因为大法是一种以精神驾驽的奇功,全凭修炼者的坚定意志,和强大的心灵之力修炼。现在却因为这件事,在沈文麒心灵深处埋下了破绽,有了一丝绝不该存在的焦虑、狂燥的情绪,大法自然巨寸进,甚至还倒退了。
这还不是最让沈文麒抑郁的,最让他感到不能接受的是,与妈妈在一起的时候,竟然有了种相敬如宾的疏离感,这些就像一根根针扎进他的心里,妈妈的那扇房门,也就此成了他的再不敢去碰触。

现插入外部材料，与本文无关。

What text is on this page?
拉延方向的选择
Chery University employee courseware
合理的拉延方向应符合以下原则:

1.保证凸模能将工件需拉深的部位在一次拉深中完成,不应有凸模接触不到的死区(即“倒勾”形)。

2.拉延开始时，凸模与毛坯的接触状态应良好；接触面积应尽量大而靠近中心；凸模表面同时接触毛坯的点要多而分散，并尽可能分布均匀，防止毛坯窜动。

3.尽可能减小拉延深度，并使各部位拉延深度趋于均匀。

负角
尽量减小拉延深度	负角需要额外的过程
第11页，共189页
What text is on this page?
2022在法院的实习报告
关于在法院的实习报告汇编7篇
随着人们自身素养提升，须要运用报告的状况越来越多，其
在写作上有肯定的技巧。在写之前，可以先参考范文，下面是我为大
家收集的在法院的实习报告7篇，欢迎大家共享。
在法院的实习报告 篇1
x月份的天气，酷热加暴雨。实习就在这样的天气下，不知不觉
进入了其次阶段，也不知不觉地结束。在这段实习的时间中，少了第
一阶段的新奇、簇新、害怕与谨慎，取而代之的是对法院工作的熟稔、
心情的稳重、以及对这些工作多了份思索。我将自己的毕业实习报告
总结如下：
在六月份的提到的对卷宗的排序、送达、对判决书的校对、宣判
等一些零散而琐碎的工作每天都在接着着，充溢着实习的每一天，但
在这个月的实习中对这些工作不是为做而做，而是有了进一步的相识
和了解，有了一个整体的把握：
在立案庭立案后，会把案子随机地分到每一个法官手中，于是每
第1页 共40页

进入家门,首先看到的是俏生生站在镜墙前的江依白,今天的妈妈少有地穿着一身黑色的女式西装,长发向斜后方聚拢,在脑后盘成一个发髻,的与衣服形成鲜明的对比,全身上下散发着成熟而优雅的气息。
江依白见沈文麒回来柔声道:“麒儿,你回来了,我一直等你呢。”
听到妈妈温婉可亲的话,不知为何,沈文麒心中一阵难受,尽量平静地道:“这么晚了还要出去吗?要不要我送你?”
江依白看了看脸色不大好的沈文麒,关心地道:“你是不是很累了,先休息一下吧,我不着急。”
沈文麒懒散地坐进沙发,仰着头闭起眼睛道:“我没事妈,休息一下就好了。”
江依白温柔地坐在沈文麒身旁,细嫩的手轻抚上了他的额头道:“怎么了?是生病了吗?”
闻着江依白身上淡淡的女性幽香,沈文麒叹了口气道:“没有,只是昨晚没休息好。”
闻言后,江依白柔声道:“要不妈妈给你按摩下脑袋吧?”
“不用了妈妈,谢谢你。”
一番客气的对话过后,沈文麒和江依白都陷入了奇异的沉默中,虽然两人都想找些话题来说,可一时间却又不知道该说些什么。